Towards affect agnostic Brain-Machine Interfacing (BMI)

Understanding neural modulation due to affect is relevant to biomedical engineers creating brain-computer interfaces (BMIs) with activity from sensorimotor regions^{15,24,27,32,33}. For BCI control signals to be accurately decoded from neural activity, it is important to determine if these units utilize a divisive normalization scheme for affective stimuli or naturally changing moods and emotional states.
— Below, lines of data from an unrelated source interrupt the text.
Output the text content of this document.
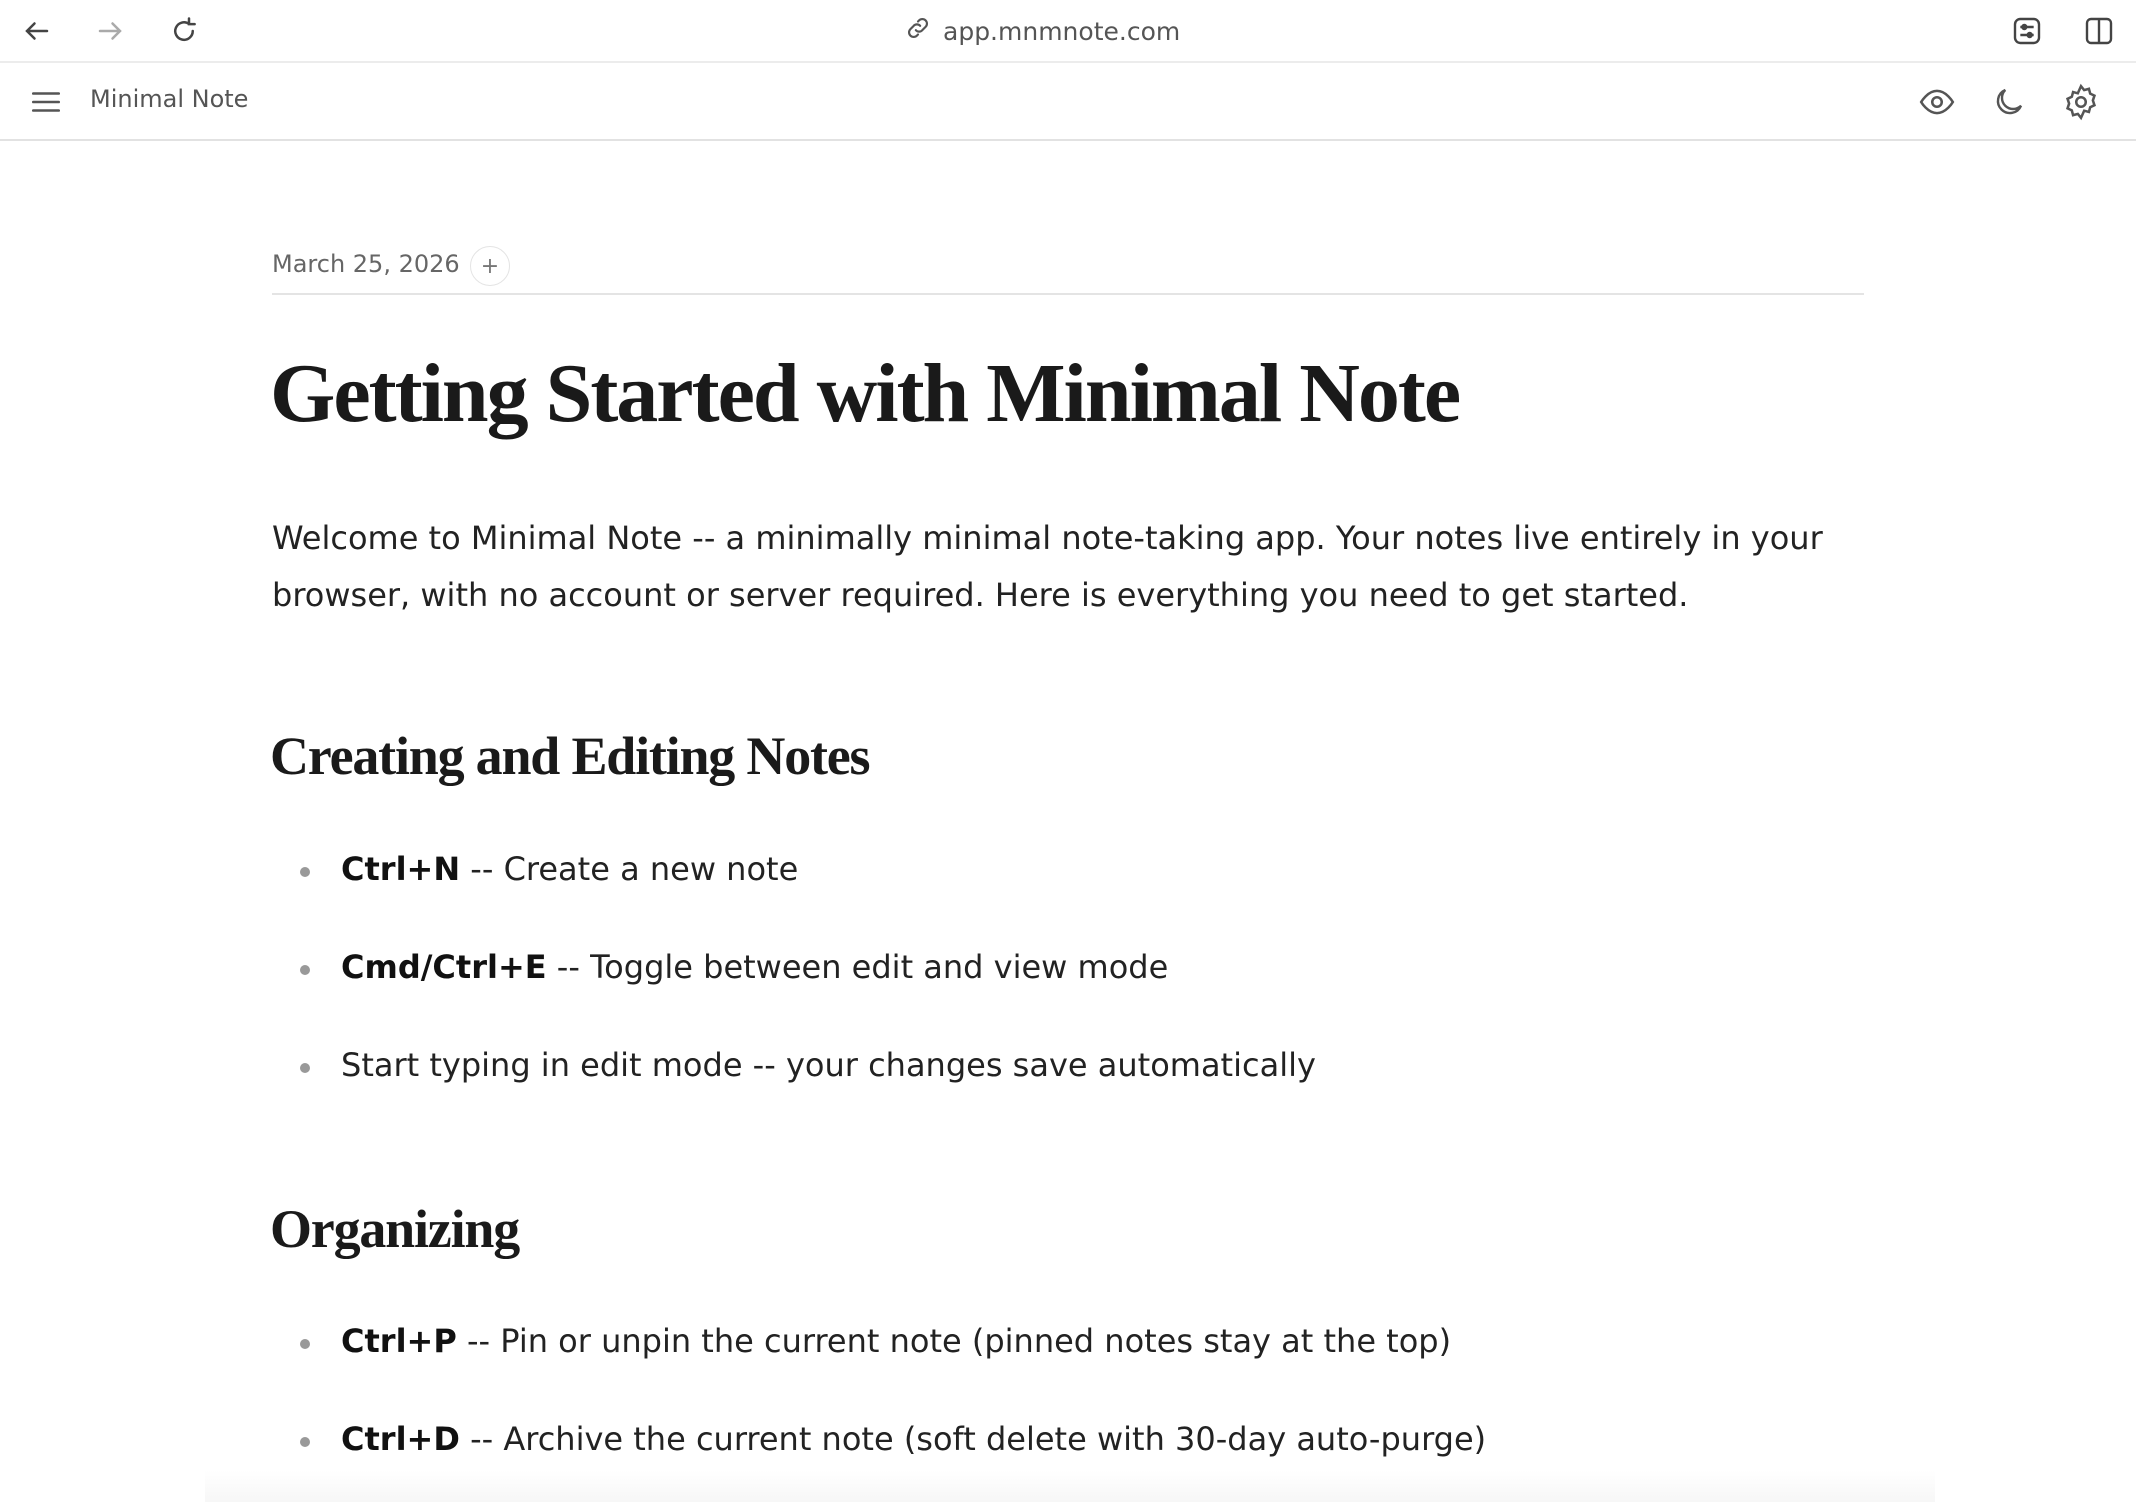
app.mnmnote.com
Minimal Note
March 25, 2026 +
Getting Started with Minimal Note

Welcome to Minimal Note -- a minimally minimal note-taking app. Your notes live entirely in your browser, with no account or server required. Here is everything you need to get started.

Creating and Editing Notes
Ctrl+N -- Create a new note
Cmd/Ctrl+E -- Toggle between edit and view mode
Start typing in edit mode -- your changes save automatically
Organizing
Ctrl+P -- Pin or unpin the current note (pinned notes stay at the top)
Ctrl+D -- Archive the current note (soft delete with 30-day auto-purge)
Recently the impact of context on decoding neural information has been addressed in the BMI literature when dealing with kinematics under BMI control switching from two dimensional to three-dimensional space³⁴, as well as between reaching movements with and without expected object contact³⁵. Directional tuning in the M1 is modulated by reward during manual tasks¹⁹ and BMI control²⁴. The latter study noted that grip force-related tuning functions are likewise modulated by reward expectation in M1. Affective information in the sensorimotor system could have profound implications for BMI-controlled robotic limbs, computer cursors for communications, and somatosensory neuroprosthetics as part of a bi-directional BMI^{16,17,24,36,37,38}. Affective information also influences correlational structure at the single-unit level²¹, local field potential (LFP) level²⁷, and between these two²⁰. As LFPs can also be utilized for BMIs^39,40, affect’s influence on such neural activity is vital to understand in order to produce affect agnostic BMIs towards the restoration of movement control.